S-BOND TECHNOLOGY
How Our Soldering Works
S-Bond® products work with the addition of titanium and/or rare earth elements to conventional solder alloy bases. These active elements migrate to any interface and react or interact with the opposing material surface to either remove oxides and nitrides and transport them into the bulk of the solder as an inert material or adhere to them. This process occurs while S-Bond is molten, after the thin oxide “skin” that forms on the surface of the molten S-Bond is broken, thus allowing contact between the bulk S-Bond and the substrate surface. The breaking of this skin is referred to as “activation” and is done by application of a low level of mechanical shear Sforces at the interface between the S-Bond material and the substrate. The level of shear required is small and can be delivered by brushing or scraping the surface, sliding the joining surfaces relative to one another, or application of high frequency vibration to the parts to be joined. The figures below show two types of mechanical activation, one is brushing or peening and the other is ultrasonic agitation.

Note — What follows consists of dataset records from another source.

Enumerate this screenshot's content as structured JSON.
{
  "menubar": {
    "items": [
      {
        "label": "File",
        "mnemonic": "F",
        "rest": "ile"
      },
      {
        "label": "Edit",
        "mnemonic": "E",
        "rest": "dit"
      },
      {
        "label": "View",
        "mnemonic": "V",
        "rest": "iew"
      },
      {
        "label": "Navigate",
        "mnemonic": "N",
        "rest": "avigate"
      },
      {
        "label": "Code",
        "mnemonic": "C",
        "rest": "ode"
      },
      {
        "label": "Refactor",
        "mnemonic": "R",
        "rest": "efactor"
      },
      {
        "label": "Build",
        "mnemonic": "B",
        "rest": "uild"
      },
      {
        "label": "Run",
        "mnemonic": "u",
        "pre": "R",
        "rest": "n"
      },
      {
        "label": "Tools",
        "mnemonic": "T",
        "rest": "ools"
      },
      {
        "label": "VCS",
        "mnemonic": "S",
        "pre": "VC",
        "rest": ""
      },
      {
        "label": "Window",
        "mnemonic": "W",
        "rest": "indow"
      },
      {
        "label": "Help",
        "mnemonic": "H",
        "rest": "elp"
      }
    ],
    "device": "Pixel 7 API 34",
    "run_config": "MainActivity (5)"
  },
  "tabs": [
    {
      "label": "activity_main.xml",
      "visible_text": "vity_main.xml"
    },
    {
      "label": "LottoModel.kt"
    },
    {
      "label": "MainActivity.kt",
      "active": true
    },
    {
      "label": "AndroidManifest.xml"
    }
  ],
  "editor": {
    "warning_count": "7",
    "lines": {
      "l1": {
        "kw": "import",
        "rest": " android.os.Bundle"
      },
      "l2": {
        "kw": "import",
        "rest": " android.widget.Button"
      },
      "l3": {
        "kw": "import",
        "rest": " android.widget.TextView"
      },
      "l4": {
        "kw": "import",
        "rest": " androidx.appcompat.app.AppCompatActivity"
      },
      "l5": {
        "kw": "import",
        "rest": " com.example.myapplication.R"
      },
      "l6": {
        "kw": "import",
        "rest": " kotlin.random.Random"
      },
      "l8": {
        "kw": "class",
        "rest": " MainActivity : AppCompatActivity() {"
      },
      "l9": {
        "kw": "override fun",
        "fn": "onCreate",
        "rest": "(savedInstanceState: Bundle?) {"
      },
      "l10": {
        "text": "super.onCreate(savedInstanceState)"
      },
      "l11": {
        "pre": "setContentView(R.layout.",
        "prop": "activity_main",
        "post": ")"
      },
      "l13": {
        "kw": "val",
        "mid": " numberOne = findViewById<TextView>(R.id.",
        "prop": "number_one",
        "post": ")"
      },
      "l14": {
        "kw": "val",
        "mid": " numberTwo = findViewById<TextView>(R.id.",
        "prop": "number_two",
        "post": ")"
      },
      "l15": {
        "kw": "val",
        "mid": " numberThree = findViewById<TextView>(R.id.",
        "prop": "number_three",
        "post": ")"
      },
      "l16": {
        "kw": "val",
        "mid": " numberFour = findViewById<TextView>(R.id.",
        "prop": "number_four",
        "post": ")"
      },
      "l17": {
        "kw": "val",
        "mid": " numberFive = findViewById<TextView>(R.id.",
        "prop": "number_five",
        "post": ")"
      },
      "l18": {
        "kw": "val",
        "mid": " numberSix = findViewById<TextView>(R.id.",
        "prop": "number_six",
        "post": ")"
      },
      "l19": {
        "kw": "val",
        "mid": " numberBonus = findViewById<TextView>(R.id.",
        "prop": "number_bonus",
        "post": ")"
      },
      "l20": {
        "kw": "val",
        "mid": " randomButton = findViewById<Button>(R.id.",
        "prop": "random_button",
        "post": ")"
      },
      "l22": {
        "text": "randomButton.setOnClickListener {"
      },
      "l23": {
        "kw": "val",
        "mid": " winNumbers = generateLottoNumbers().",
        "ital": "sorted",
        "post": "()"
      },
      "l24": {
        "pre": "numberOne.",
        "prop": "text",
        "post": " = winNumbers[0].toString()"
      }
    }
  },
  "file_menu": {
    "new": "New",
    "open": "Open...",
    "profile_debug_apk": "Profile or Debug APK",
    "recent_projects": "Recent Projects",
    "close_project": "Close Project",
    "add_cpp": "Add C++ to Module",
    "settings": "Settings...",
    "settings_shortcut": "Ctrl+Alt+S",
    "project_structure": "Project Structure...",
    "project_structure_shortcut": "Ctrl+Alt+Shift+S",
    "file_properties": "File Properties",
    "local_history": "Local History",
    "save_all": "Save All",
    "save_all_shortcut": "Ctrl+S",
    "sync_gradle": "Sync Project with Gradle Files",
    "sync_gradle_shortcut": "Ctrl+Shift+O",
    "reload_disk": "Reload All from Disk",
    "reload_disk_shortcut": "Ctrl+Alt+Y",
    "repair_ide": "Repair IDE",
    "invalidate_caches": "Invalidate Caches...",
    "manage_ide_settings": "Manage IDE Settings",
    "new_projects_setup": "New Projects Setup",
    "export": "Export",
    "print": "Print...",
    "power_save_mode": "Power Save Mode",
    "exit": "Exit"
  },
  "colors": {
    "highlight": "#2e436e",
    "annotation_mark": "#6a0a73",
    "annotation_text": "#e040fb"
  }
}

Once the surface oxide layer has been disrupted, the S-Bond solder reacts almost instantaneously and in the case of metallurgical bond, irreversibly with the substrate surfaces, to create strong adherence onto the joint surface. The bonded layer at the substrate surface will not be affected, therefore a good interfacial bond strength is maintained and re-activation of the surface is not required.
The activation process for S-Bond products is not specifically the mechanism found in conventional ultrasonic soldering, which uses high focused ultrasonic energy directed against the surface of the substrate material to break up the surfaces’ oxide layers and allowing the molten solder to contact clean base material. S-Bond® can adhere to these layers so the mechanical activation is only used to break the oxides on the molten S-Bond surfaces. The oxide layer being broken on the S-Bond® surface is very thin and thus requires very little energy to be disrupted.

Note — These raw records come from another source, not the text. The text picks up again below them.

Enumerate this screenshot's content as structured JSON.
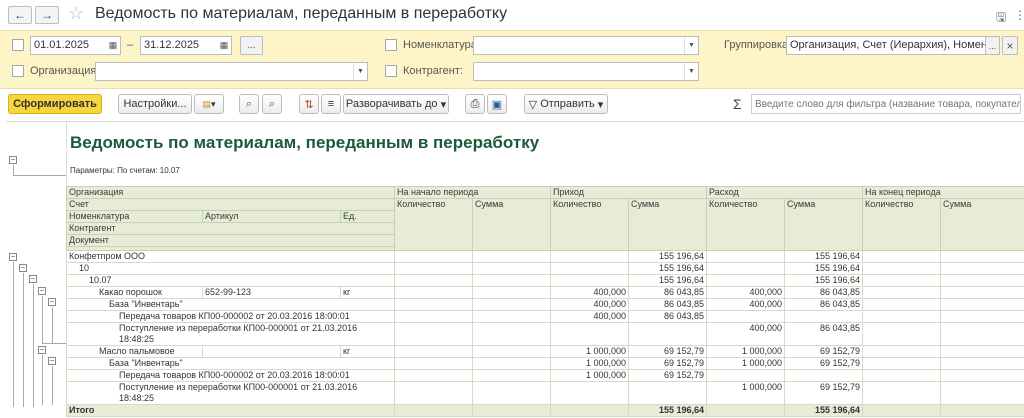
{
  "window": {
    "title": "Ведомость по материалам, переданным в переработку",
    "back_icon": "←",
    "forward_icon": "→",
    "star_icon": "☆",
    "save_icon": "🖫",
    "more_icon": "⋮"
  },
  "filters": {
    "date_from": "01.01.2025",
    "dash": "–",
    "date_to": "31.12.2025",
    "period_button": "...",
    "org_label": "Организация:",
    "org_value": "",
    "nom_label": "Номенклатура:",
    "nom_value": "",
    "contractor_label": "Контрагент:",
    "contractor_value": "",
    "grouping_label": "Группировка:",
    "grouping_value": "Организация, Счет (Иерархия), Номенклат",
    "grouping_btn": "...",
    "grouping_clear": "×"
  },
  "toolbar": {
    "generate": "Сформировать",
    "settings": "Настройки...",
    "expand": "Разворачивать до",
    "send": "Отправить",
    "sigma": "Σ",
    "search_placeholder": "Введите слово для фильтра (название товара, покупателя и"
  },
  "report": {
    "title": "Ведомость по материалам, переданным в переработку",
    "params": "Параметры: По счетам: 10.07",
    "header": {
      "org": "Организация",
      "account": "Счет",
      "nom": "Номенклатура",
      "article": "Артикул",
      "unit": "Ед.",
      "contractor": "Контрагент",
      "document": "Документ",
      "start": "На начало периода",
      "income": "Приход",
      "expense": "Расход",
      "end": "На конец периода",
      "qty": "Количество",
      "sum": "Сумма"
    },
    "rows": [
      {
        "label": "Конфетпром ООО",
        "article": "",
        "unit": "",
        "iq": "",
        "is": "155 196,64",
        "eq": "",
        "es": "155 196,64"
      },
      {
        "label": "10",
        "article": "",
        "unit": "",
        "iq": "",
        "is": "155 196,64",
        "eq": "",
        "es": "155 196,64"
      },
      {
        "label": "10.07",
        "article": "",
        "unit": "",
        "iq": "",
        "is": "155 196,64",
        "eq": "",
        "es": "155 196,64"
      },
      {
        "label": "Какао порошок",
        "article": "652-99-123",
        "unit": "кг",
        "iq": "400,000",
        "is": "86 043,85",
        "eq": "400,000",
        "es": "86 043,85"
      },
      {
        "label": "База \"Инвентарь\"",
        "article": "",
        "unit": "",
        "iq": "400,000",
        "is": "86 043,85",
        "eq": "400,000",
        "es": "86 043,85"
      },
      {
        "label": "Передача товаров КП00-000002 от 20.03.2016 18:00:01",
        "article": "",
        "unit": "",
        "iq": "400,000",
        "is": "86 043,85",
        "eq": "",
        "es": ""
      },
      {
        "label": "Поступление из переработки КП00-000001 от 21.03.2016",
        "label2": "18:48:25",
        "article": "",
        "unit": "",
        "iq": "",
        "is": "",
        "eq": "400,000",
        "es": "86 043,85"
      },
      {
        "label": "Масло пальмовое",
        "article": "",
        "unit": "кг",
        "iq": "1 000,000",
        "is": "69 152,79",
        "eq": "1 000,000",
        "es": "69 152,79"
      },
      {
        "label": "База \"Инвентарь\"",
        "article": "",
        "unit": "",
        "iq": "1 000,000",
        "is": "69 152,79",
        "eq": "1 000,000",
        "es": "69 152,79"
      },
      {
        "label": "Передача товаров КП00-000002 от 20.03.2016 18:00:01",
        "article": "",
        "unit": "",
        "iq": "1 000,000",
        "is": "69 152,79",
        "eq": "",
        "es": ""
      },
      {
        "label": "Поступление из переработки КП00-000001 от 21.03.2016",
        "label2": "18:48:25",
        "article": "",
        "unit": "",
        "iq": "",
        "is": "",
        "eq": "1 000,000",
        "es": "69 152,79"
      }
    ],
    "total": {
      "label": "Итого",
      "is": "155 196,64",
      "es": "155 196,64"
    }
  }
}
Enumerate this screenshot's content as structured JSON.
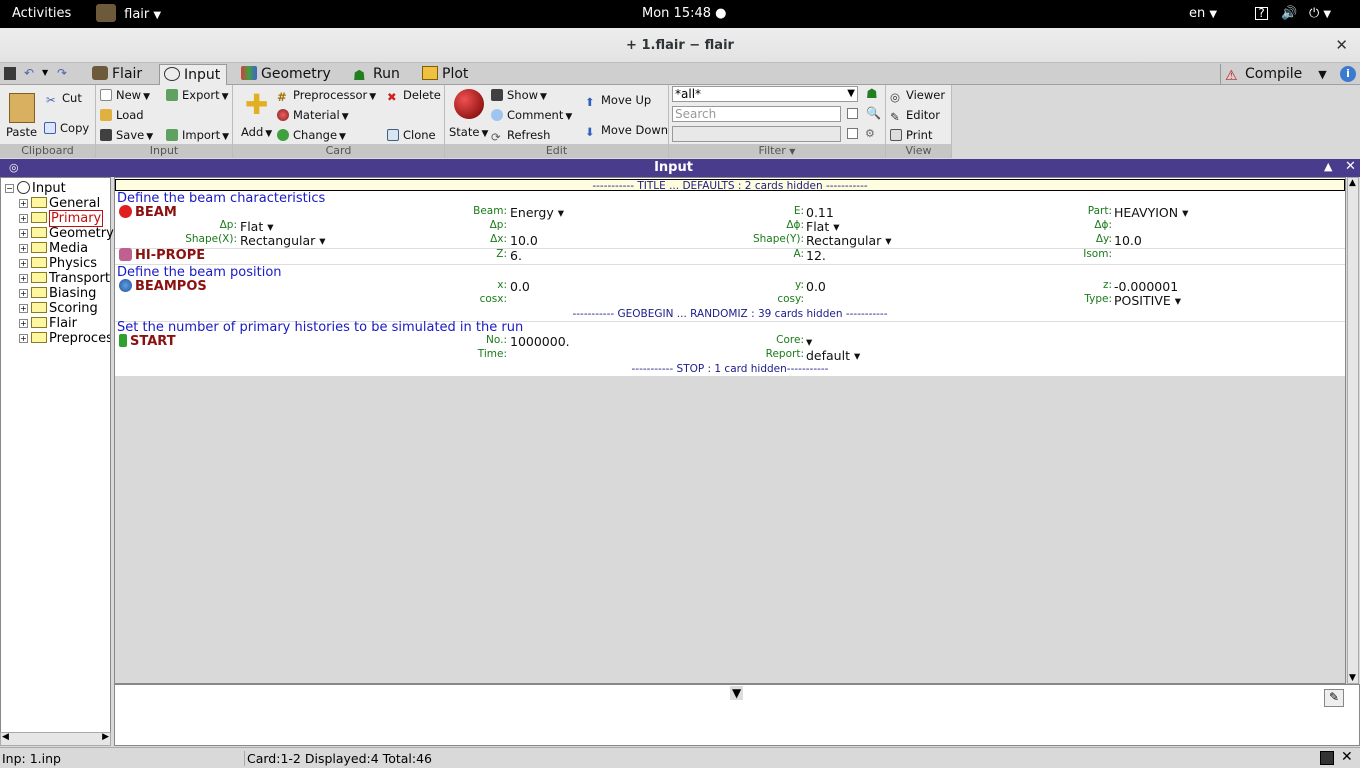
{
  "gnome": {
    "activities": "Activities",
    "app": "flair",
    "clock": "Mon 15:48",
    "lang": "en"
  },
  "window": {
    "title": "+ 1.flair − flair"
  },
  "tabs": [
    "Flair",
    "Input",
    "Geometry",
    "Run",
    "Plot"
  ],
  "compile": "Compile",
  "ribbon": {
    "clipboard": {
      "paste": "Paste",
      "cut": "Cut",
      "copy": "Copy",
      "label": "Clipboard"
    },
    "input": {
      "new": "New",
      "load": "Load",
      "save": "Save",
      "export": "Export",
      "import": "Import",
      "label": "Input"
    },
    "card": {
      "add": "Add",
      "preprocessor": "Preprocessor",
      "material": "Material",
      "change": "Change",
      "delete": "Delete",
      "clone": "Clone",
      "label": "Card"
    },
    "edit": {
      "state": "State",
      "show": "Show",
      "comment": "Comment",
      "refresh": "Refresh",
      "move_up": "Move Up",
      "move_down": "Move Down",
      "label": "Edit"
    },
    "filter": {
      "value": "*all*",
      "search_placeholder": "Search",
      "label": "Filter"
    },
    "view": {
      "viewer": "Viewer",
      "editor": "Editor",
      "print": "Print",
      "label": "View"
    }
  },
  "input_header": "Input",
  "tree": {
    "root": "Input",
    "items": [
      "General",
      "Primary",
      "Geometry",
      "Media",
      "Physics",
      "Transport",
      "Biasing",
      "Scoring",
      "Flair",
      "Preprocessor"
    ]
  },
  "cards": {
    "hidden1": "----------- TITLE ... DEFAULTS : 2 cards hidden -----------",
    "beam": {
      "comment": "Define the beam characteristics",
      "name": "BEAM",
      "beam_lbl": "Beam:",
      "beam_val": "Energy ▾",
      "e_lbl": "E:",
      "e_val": "0.11",
      "part_lbl": "Part:",
      "part_val": "HEAVYION ▾",
      "dp_lbl": "Δp:",
      "dp_val": "Flat ▾",
      "dp2_lbl": "Δp:",
      "dphi_lbl": "Δϕ:",
      "dphi_val": "Flat ▾",
      "dphi2_lbl": "Δϕ:",
      "shapex_lbl": "Shape(X):",
      "shapex_val": "Rectangular ▾",
      "dx_lbl": "Δx:",
      "dx_val": "10.0",
      "shapey_lbl": "Shape(Y):",
      "shapey_val": "Rectangular ▾",
      "dy_lbl": "Δy:",
      "dy_val": "10.0"
    },
    "hiprope": {
      "name": "HI-PROPE",
      "z_lbl": "Z:",
      "z_val": "6.",
      "a_lbl": "A:",
      "a_val": "12.",
      "isom_lbl": "Isom:"
    },
    "beampos": {
      "comment": "Define the beam position",
      "name": "BEAMPOS",
      "x_lbl": "x:",
      "x_val": "0.0",
      "y_lbl": "y:",
      "y_val": "0.0",
      "z_lbl": "z:",
      "z_val": "-0.000001",
      "cosx_lbl": "cosx:",
      "cosy_lbl": "cosy:",
      "type_lbl": "Type:",
      "type_val": "POSITIVE ▾"
    },
    "hidden2": "----------- GEOBEGIN ... RANDOMIZ : 39 cards hidden -----------",
    "start": {
      "comment": "Set the number of primary histories to be simulated in the run",
      "name": "START",
      "no_lbl": "No.:",
      "no_val": "1000000.",
      "core_lbl": "Core:",
      "core_val": "▾",
      "time_lbl": "Time:",
      "report_lbl": "Report:",
      "report_val": "default ▾"
    },
    "hidden3": "----------- STOP : 1 card hidden-----------"
  },
  "status": {
    "inp": "Inp: 1.inp",
    "info": "Card:1-2   Displayed:4  Total:46"
  },
  "colors": {
    "header_bg": "#4a3c8c",
    "card_name": "#8b1010",
    "comment": "#1a1ac6",
    "field_label": "#1a7a1a"
  }
}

A feature of S-Bond products is that they do not flow or wick into openings like conventional solders. Unless pushed, our materials stay where they are placed. This can be useful in situations where precision joining is required.
S-Bond adheres to surfaces utilizing one of two mechanisms shown below.

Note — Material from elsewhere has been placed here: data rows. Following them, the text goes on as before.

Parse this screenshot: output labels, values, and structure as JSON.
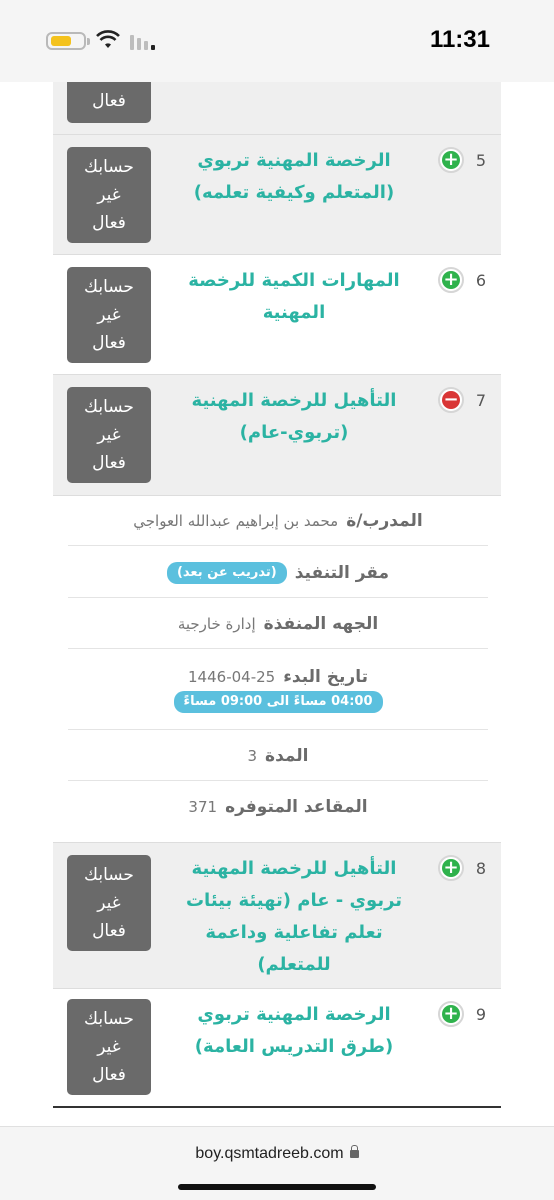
{
  "status_bar": {
    "time": "11:31"
  },
  "top_partial": {
    "button_label": "فعال"
  },
  "courses": [
    {
      "number": "5",
      "expand": "plus",
      "title": "الرخصة المهنية تربوي (المتعلم وكيفية تعلمه)",
      "status_lines": [
        "حسابك",
        "غير",
        "فعال"
      ]
    },
    {
      "number": "6",
      "expand": "plus",
      "title": "المهارات الكمية للرخصة المهنية",
      "status_lines": [
        "حسابك",
        "غير",
        "فعال"
      ]
    },
    {
      "number": "7",
      "expand": "minus",
      "title": "التأهيل للرخصة المهنية (تربوي-عام)",
      "status_lines": [
        "حسابك",
        "غير",
        "فعال"
      ]
    },
    {
      "number": "8",
      "expand": "plus",
      "title": "التأهيل للرخصة المهنية تربوي - عام (تهيئة بيئات تعلم تفاعلية وداعمة للمتعلم)",
      "status_lines": [
        "حسابك",
        "غير",
        "فعال"
      ]
    },
    {
      "number": "9",
      "expand": "plus",
      "title": "الرخصة المهنية تربوي (طرق التدريس العامة)",
      "status_lines": [
        "حسابك",
        "غير",
        "فعال"
      ]
    }
  ],
  "details": {
    "trainer_label": "المدرب/ة",
    "trainer_value": "محمد بن إبراهيم عبدالله العواجي",
    "venue_label": "مقر التنفيذ",
    "venue_value": "(تدريب عن بعد)",
    "entity_label": "الجهه المنفذة",
    "entity_value": "إدارة خارجية",
    "start_label": "تاريخ البدء",
    "start_value": "1446-04-25",
    "time_value": "04:00 مساءً الى 09:00 مساءً",
    "duration_label": "المدة",
    "duration_value": "3",
    "seats_label": "المقاعد المتوفره",
    "seats_value": "371"
  },
  "browser": {
    "url": "boy.qsmtadreeb.com"
  },
  "colors": {
    "title_teal": "#2bb3a3",
    "button_gray": "#6a6a6a",
    "pill_blue": "#5bc0de",
    "plus_green": "#2fb24c",
    "minus_red": "#d93535"
  }
}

For S-Bond 220, metallurgical bond mechanism operates with copper and aluminum surfaces when S-Bond joins at 250ºC. The active elements in S-Bond alloys enable the reaction of Sn-Ag-Ti with the underlying base metals to produce a metallurgically reacted joint. This process can also be used on many materials when activated at significantly elevated temperatures, normally as a metallurgical pre-treatment process, to provide a S-Bond metallized surface for solder joining in later operations.
The other adhesive bond mechanism that operates at regular joining temperatures (250°C) is one of adhesive joining or attraction of surfaces with opposite “electronic” charges.
Since metals such as titanium and stainless steel have very thin ‘dielectric’ protective oxides such as TiO2 or Cr3O2, they provide an insulator layer that the S-Bond active elements and the elements in the base metals or ceramics attract across as in typical Van der Waals attractive bonding. The schematic above further illustrates this and how our soldering works.